You can probably come up with a proper formula, but you do actually need to put some effort into it to get it right.
Of course there's the generic Bonferroni correction where you just divide the significance threshold by the number of tests, but you'll end up with a lot more false negatives (where you just miss the result entirely), and if you want to keep running the test for arbitrary lengths of time it becomes even more difficult (you'll need to keep lowering the threshold). Then again this does give strong guarantees and might work well enough if you don't check the results often.
Basically to get the best results you'll need to balance the false negative rate against the false positive rate and the expected length of the test, which is a rather complicated trade off. But I expect someone will have done at least some of the calculations for simple A/B testing.
It is a problem. You are "spending" some of your error "budget" whenever you peek prior to an endpoint. This is why if you're going to do interim analyses in clinical trials, you have to include it in the design.
People got tired of trialists playing games with statistics and patients dying or ineffective drugs making it to market. Now if you want to run a trial as evidence for approval, you need to specify an endpoint, how it will be tested, when, with what alpha (false positive) threshold, and what's the minimum effect size required for this.
If you are doing interim analysis, futility, or non-inferiority, you have to write that into the design, too.
People can jerk around with subgroup analyses in publications but the FDA won't accept that sort of horse shit for actual approval. And thank heavens for that.
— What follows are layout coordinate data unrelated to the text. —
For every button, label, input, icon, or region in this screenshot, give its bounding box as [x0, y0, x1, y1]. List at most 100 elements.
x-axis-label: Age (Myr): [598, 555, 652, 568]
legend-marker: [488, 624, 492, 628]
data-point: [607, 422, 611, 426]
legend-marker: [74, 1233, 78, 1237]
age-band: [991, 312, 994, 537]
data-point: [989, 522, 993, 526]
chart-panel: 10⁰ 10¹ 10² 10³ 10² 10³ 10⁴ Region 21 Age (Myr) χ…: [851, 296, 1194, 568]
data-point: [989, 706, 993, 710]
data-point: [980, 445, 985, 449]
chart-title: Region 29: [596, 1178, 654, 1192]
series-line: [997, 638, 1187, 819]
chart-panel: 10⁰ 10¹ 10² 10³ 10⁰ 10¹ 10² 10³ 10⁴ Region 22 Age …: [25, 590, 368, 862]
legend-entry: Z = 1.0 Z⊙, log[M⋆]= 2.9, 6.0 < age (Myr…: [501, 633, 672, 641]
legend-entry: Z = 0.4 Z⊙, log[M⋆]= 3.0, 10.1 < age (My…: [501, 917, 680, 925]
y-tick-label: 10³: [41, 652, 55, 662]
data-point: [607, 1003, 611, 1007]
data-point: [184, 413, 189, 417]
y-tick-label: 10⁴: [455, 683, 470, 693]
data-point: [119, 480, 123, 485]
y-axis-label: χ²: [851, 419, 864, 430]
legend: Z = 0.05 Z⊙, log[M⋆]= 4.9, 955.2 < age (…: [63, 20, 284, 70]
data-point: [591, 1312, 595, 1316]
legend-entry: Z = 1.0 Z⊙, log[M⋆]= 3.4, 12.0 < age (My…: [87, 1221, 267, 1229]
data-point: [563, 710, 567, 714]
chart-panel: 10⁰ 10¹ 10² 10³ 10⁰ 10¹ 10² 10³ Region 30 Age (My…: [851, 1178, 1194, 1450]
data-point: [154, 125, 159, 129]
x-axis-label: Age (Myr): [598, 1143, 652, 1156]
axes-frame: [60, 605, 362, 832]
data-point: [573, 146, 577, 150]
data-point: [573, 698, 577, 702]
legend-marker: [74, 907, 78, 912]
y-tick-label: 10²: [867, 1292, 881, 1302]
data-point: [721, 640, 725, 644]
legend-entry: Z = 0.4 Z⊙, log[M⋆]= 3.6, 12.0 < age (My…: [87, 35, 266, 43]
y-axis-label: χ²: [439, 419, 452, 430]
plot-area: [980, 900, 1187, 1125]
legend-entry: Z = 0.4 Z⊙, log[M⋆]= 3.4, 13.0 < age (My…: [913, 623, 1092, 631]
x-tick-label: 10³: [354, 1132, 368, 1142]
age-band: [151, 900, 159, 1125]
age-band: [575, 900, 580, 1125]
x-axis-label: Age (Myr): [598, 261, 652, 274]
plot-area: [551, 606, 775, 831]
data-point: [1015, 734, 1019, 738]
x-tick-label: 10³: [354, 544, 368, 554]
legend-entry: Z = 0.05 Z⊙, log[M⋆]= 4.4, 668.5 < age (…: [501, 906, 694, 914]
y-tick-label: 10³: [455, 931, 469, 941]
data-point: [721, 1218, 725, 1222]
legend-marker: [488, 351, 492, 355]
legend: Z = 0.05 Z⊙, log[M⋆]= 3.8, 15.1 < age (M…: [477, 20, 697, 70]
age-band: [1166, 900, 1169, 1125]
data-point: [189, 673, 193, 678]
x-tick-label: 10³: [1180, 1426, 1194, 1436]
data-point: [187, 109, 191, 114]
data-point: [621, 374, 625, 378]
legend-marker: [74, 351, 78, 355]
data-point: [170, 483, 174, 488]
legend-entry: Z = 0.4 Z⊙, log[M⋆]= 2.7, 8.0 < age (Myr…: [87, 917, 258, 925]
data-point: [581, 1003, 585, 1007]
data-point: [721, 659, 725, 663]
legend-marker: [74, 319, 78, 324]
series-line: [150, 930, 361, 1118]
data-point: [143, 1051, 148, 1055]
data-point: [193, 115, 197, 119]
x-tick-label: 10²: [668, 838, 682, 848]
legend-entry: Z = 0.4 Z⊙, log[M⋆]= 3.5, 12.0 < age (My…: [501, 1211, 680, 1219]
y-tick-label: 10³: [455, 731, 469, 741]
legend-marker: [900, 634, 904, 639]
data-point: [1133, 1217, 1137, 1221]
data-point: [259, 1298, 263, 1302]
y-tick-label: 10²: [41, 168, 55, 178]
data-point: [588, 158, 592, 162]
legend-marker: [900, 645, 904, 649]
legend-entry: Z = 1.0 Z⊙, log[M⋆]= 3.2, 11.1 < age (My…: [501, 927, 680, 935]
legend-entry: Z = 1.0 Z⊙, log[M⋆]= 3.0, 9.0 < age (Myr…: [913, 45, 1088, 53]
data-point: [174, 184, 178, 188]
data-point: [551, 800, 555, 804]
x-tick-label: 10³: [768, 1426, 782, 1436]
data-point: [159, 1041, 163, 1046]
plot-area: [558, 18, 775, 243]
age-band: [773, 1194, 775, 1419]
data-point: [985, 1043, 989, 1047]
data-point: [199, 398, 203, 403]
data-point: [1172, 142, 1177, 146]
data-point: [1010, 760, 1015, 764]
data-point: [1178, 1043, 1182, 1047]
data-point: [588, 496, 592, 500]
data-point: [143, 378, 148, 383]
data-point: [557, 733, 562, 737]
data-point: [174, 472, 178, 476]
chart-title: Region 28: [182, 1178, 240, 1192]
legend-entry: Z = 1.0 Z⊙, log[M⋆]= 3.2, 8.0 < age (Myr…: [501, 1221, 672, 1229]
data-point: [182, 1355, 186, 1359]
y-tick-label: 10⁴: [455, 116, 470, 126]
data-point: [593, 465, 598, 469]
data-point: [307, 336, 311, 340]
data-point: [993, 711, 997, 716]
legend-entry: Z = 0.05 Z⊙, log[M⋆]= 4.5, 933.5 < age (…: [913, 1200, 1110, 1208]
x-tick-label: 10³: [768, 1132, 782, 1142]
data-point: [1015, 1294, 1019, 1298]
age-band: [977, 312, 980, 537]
He ran some simulated A/B tests using my Bayesian A/B testing technique (which is now powering VWO). He showed that while peeking does ensure that loss < specified threshold, if you don't peek the loss will be even lower.
So although peeking is still valid, that validity does come at a cost.
In a world with rational actors and free computation, there shouldn't ever be a penalty for having more information about reality. Therefore, the only reason not to peek is that actors are irrational and/or computation is expensive.
Honestly, if the first 100 patients die into a 1,000-patient clinical trial, I have zero qualms about making the judgment to stop early, even if it wasn't written into the design. I'm not going to kill 900 people by religiously following bad statistical principles.
I think we should be open-minded and understand that sometimes peeking is ok and sometimes it isn't.
When the effect is large, you can end earlier. There's no reason to cling to a formula and procedure that requires a fixed number of samples when other methods exist that lack that drawback.
These comments generally read to me along the lines of:
"It's totally reasonable to roll your own cryptography, as long as you're an expert in the field and do it correctly".
The rules of "Don't Stop And Peek" is general advice that is given out because the vast majority of people that conduct these kinds of trials are not statisticians, and will not do the math. Those that attempt the math will likely do the math wrong.
So, you're totally correct that if you know exactly what you're doing as a statistician and apply the math correctly, it can be possible to peek at results while still drawing a conclusion. This ignores the fact that, for most humans who are receiving the advice, this is terrible advice.
So, general rule: "Don't Stop and Peek". Advanced rule: "Unless you are a trained statistician, Don't Stop and Peek".
There's no problem with aborting a test early, for whatever reason. However that doesn't mean you can still draw conclusions from such a test. If you plan to do a trial with 1,000 patients and you stop midway because you've reached statistical significance you run a big risk of claiming a treatment works when it doesn't.
Similarly, every test you do has a small probability to give a false positive, the more test you do the bigger the total chance that you'll be jumping to conclusions.
Also, the size of the effect is irrelevant since that should already be accounted for by whatever test you do.
Any Bayesian analysis should still be valid, despite stopping conditions. You can still draw conclusions from an aborted test. You just have to use valid formulas, and not formulas that assume incorrect counterfactual scenarios. I think it's dogmatic to say stopping is bad and you can't do analysis. In my mind, you totally can. It just needs to be the appropriate analysis.
Anyway, I don't even think false positives are the right way to think about this. The framing should be continuous, not binary. The goal is to maximize success, not maximize the odds of picking the better of A or B.
A Bayesian analysis tells you Bayesian things: specifically, this is the most reasonable conclusion one can draw from this data, right now. A frequentist analysis also tells you things, but they are different things. Specifically, frequentists are concerned with...frequencies: if we were to run this procedure many times, here's what we can say about the possible outcomes.
There's this persistent meme that all Bayesian methods protect you from multiple comparisons/multiple looks problems. That's not really true. Bayesian methods don't offer any Type I/Type II error control--and why would they, when the notion of these errors doesn't make much sense in a Bayesian framework?
You can certainly use Bayesian methods to estimate a parameter's value. However this you cannot repeatedly test your estimates--Bayesian or otherwise--in a NHST-like framework and expect things to work out correctly.